Over the course of two days the surgical teams at KGH were able to stabilize the wound and stave off any infection. Only then could reconstruction begin.
First it would be the orthopedic team headed by Dr. Jeff Yach with the setting of bones, the insertions of plates and rods, and the reattachments of arteries and veins. Then Dr. Head would come in for the grafting of skin and tissue from his right upper leg to his lower left, which might sound far less complex and challenging as it was. Around the wound much of the tissue, subcutaneous fat, was, in Dr. Head’s words “non-viable,” a polite way of saying dead. “There was an area of 10 to 15 centimetres where the tissue was missing,” the surgeon said.
“I lost count of the surgeries, five or six, it might have been more,” Stapley said. “I remember there was an emergency after the surgeries on a weekend, past midnight. They called him at home, and he was at KGH and had me in the OR in an hour. I don’t know if he ever sleeps. He’s unbelievable.”
When told of Stapley’s description, Dr. Head, a Kingston native and Queen’s alum, was both warmed and amused. “Reconstructions are my area of focus and what I love to do, and the hours are just like that,” he said.
Dr. Head said limb reconstructions like Stapley’s are “relatively uncommon” and that his team would see serious cases about a dozen times across a year. Stapley’s, he said, was especially memorable, and not only because of its severity. “Callum came in on Dec. 4, 2022, and I started (at Kingston Health Sciences Centre) the month before.”

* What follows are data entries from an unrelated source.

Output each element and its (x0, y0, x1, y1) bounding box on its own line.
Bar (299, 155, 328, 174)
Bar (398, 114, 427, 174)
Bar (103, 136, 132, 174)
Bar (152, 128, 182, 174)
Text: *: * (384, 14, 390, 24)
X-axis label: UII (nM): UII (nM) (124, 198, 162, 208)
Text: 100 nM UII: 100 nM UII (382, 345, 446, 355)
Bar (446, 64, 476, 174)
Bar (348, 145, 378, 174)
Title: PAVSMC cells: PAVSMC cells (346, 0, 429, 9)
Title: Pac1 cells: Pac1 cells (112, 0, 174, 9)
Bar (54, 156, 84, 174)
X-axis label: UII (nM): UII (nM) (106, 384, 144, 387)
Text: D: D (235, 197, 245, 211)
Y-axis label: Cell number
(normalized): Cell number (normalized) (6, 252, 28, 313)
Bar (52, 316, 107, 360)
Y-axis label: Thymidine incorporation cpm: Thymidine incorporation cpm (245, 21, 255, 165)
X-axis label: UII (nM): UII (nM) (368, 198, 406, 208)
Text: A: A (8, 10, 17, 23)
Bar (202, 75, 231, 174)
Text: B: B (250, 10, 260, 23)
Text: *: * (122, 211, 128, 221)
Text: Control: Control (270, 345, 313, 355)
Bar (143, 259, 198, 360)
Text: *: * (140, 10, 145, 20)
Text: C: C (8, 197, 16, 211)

Stapley was in a room at KGH for his 18th birthday and Christmas, but he was wheeled out of the building before New Year’s. He was far from out of the woods, however. Over the course of four weeks his weight dropped from 185 pounds to 135. He was on blood thinners. He had to have his leg resting above his heart. “In the beginning, I could lower my leg a minute of the day,” he said. “And every day after that I could add another 30 seconds. After four months, I could start to try walking.”
Dr. Head said a good outcome in a procedure like Stapley’s would be a recovery that allowed the patient to walk and lead an active life. Stapley, though, had it in mind that he wanted to play hockey again. He had played AAA hockey and had been captain of his high-school team. The pros were never in the picture, but maybe junior A would have been. He had asked the team at KGH to do whatever they could so that his foot could fit in a skate — reasonable people could believe this wasn’t just wishful but a pure fantasy.

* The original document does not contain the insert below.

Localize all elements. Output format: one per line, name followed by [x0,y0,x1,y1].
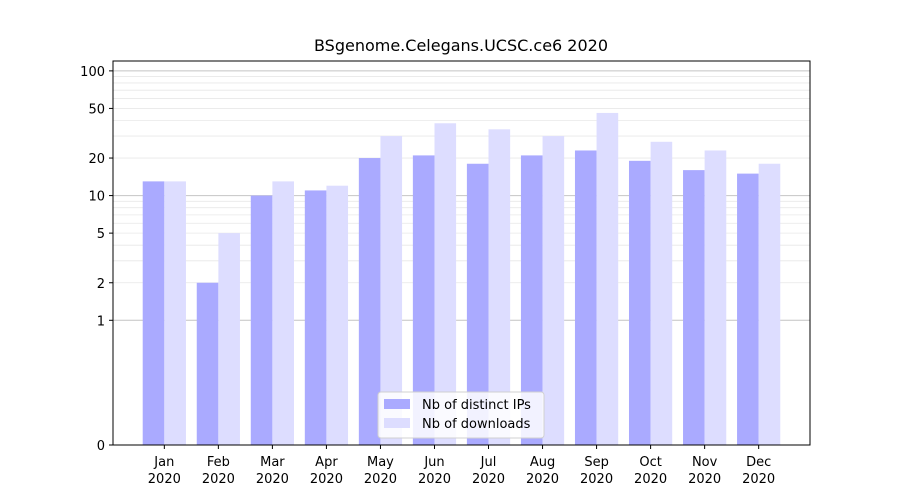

Robert Stapley said that his son, always dedicated in the gym, became even more intense in training to come back. “I wondered if it was too much sometimes,” he said. He played other sports but wanted to play hockey again — “some closure,” his father called it. He even got in a practice skate with the Ontario Hockey League’s Oshawa Generals. In the movies, the script would call for the hero to come all the way back, but Callum Stapley wouldn’t make it to the show or anything like that — his victory was just getting an oversize skate on and keeping up with those he had played with and against before he almost lost his leg.
“It’s a testament to Callum’s commitment,” Dr. Head said. “There’s only so much that is in our hands. We can put bones together and put skin and soft tissue back together. But getting through the pain, the rehab, that solely his, a success that he’s earned himself.” That’s not how Stapley sees it.
“If you look at the tattoo, you’ll see at the bottom I put in ‘Doctor H,’ ” he said. “I won’t ever forget what everyone at KGH did for me, but the tattoo’s my way of letting them know that I appreciate everything and it’s with me forever.”